Sólo que no exactamente.

Bree le pasó la mano ante los ojos. No parpadeó. Le tocó el brazo. Su piel estaba terriblemente fría. De repente se dio cuenta de que no llevaba más que unos calzoncillos azules. Una excitación sexual recorrió todo su cuerpo mientras ella la maldecía por su inoportunidad. Bree hizo un esfuerzo por ignorar su erección evidente, sus brazos musculosos, el pecho ancho. Pero no pudo ignorar la carne de gallina que tenía a causa del frío.

Estaba helado y ni siquiera había intentado taparse con la manta. Si bien había intentado seducirla parecía haber abandonado su meta. Dormía profundamente sólo que con los ojos abiertos.

No tenía sentido.

Sin embargo, hay ocasiones en que una mujer no necesita tener todos los datos para emprender la acción adecuada.

– Sal de mi cama inmediatamente, Courtland.

Sin dilación, y también sin apresurarse, la mano se levantó y él se puso en pie. Por un segundo, su figura se recortó contra la luz de la ventana y Bree contuvo el aliento.

Su estereotipo de un sonámbulo era que alguien andaba dormido como un robot con los brazos extendidos ante sí. Supuso que Simón era un sonámbulo pero ni era un robot ni era el gélido señor Courtland.

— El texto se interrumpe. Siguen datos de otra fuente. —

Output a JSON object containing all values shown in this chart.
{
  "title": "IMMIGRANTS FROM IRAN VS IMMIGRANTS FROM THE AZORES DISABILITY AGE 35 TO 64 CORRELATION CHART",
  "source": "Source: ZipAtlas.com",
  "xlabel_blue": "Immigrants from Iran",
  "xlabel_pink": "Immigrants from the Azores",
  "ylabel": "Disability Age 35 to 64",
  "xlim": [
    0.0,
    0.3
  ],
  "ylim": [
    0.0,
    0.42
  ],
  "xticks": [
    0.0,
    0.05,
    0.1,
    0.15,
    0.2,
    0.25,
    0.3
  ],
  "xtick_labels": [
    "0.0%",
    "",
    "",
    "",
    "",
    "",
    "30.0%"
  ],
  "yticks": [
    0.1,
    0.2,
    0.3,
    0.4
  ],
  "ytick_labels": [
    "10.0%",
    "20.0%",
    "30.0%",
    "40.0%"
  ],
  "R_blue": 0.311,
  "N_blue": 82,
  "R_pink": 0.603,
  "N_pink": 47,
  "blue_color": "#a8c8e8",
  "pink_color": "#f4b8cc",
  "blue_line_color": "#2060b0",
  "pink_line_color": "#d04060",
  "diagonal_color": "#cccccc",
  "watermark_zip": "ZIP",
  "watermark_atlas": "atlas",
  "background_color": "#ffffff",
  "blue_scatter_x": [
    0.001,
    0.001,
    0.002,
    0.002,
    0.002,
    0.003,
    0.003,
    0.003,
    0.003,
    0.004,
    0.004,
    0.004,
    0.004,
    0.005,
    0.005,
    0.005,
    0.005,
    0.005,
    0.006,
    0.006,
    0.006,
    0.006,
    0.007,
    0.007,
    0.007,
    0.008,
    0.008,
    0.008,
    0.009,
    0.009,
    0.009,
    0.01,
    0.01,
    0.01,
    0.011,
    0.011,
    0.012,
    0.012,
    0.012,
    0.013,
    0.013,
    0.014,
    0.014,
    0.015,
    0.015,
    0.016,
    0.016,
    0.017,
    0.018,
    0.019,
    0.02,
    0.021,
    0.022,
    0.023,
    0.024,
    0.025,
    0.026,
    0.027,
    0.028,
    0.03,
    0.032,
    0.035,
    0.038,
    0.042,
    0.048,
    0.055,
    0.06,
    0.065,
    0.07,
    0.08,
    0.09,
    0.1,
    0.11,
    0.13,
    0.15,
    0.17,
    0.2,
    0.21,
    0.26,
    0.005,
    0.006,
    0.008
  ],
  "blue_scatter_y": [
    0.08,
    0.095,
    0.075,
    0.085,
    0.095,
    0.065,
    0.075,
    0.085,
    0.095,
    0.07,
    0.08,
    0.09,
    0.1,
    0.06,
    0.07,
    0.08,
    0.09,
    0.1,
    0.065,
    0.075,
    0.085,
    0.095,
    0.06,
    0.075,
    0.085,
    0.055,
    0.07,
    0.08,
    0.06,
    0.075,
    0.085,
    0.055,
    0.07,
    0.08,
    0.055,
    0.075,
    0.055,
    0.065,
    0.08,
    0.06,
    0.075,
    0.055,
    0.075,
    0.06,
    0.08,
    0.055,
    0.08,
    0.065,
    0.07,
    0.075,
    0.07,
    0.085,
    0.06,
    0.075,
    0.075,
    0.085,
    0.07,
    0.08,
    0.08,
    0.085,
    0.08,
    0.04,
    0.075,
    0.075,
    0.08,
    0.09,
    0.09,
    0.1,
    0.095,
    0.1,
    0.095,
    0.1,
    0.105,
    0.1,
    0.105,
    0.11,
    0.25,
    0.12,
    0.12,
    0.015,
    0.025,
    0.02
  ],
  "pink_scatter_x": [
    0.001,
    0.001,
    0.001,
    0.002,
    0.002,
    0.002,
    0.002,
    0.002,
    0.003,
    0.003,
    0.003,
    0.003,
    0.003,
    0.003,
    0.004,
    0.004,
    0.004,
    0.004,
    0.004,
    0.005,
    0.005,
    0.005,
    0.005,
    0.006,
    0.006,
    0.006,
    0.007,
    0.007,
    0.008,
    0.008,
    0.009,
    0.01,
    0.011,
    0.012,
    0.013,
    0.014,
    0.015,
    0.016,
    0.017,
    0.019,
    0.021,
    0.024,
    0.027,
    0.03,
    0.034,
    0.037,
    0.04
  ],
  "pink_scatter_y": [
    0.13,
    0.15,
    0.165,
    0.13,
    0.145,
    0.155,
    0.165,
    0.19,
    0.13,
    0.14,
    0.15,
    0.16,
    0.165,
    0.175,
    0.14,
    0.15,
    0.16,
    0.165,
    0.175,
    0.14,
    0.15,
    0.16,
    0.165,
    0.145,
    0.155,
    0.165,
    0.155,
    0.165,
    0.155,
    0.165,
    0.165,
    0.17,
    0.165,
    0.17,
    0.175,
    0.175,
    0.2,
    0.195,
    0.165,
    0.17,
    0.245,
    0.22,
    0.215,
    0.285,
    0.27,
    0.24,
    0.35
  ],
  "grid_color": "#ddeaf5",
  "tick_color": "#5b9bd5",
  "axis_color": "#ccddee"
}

Simplemente era un hombre vulnerable con una expresión apesadumbrada en los ojos y un silencio que hablaba de un aislamiento y una soledad terribles. Su figura casi desnuda se movió en la oscuridad con la fluidez de un predador en la noche, pero Simón no era ningún predador. Cuando salió de la habitación sus pasos carecían de dirección, estaban ciegos y perdidos.

Se lo imaginó rondando por la casa el resto de la noche y a punto estuvo de salir tras él. Pero por una vez en su vida tuvo el sentido común de controlar su impulsividad. Simón había dejado bien claro que no quería tener nada que ver con ella. Si intervenía sólo lograría enfadarle. ¿Caminaría sonámbulo muy a menudo? ¿Y si se hacía daño? ¿Qué clase de tensión hacía que un hombre se levantara durmiendo? ¿No conocía a nadie que pudiera ayudarle? Eran unas preguntas fascinantes de las que nunca sabría la respuesta.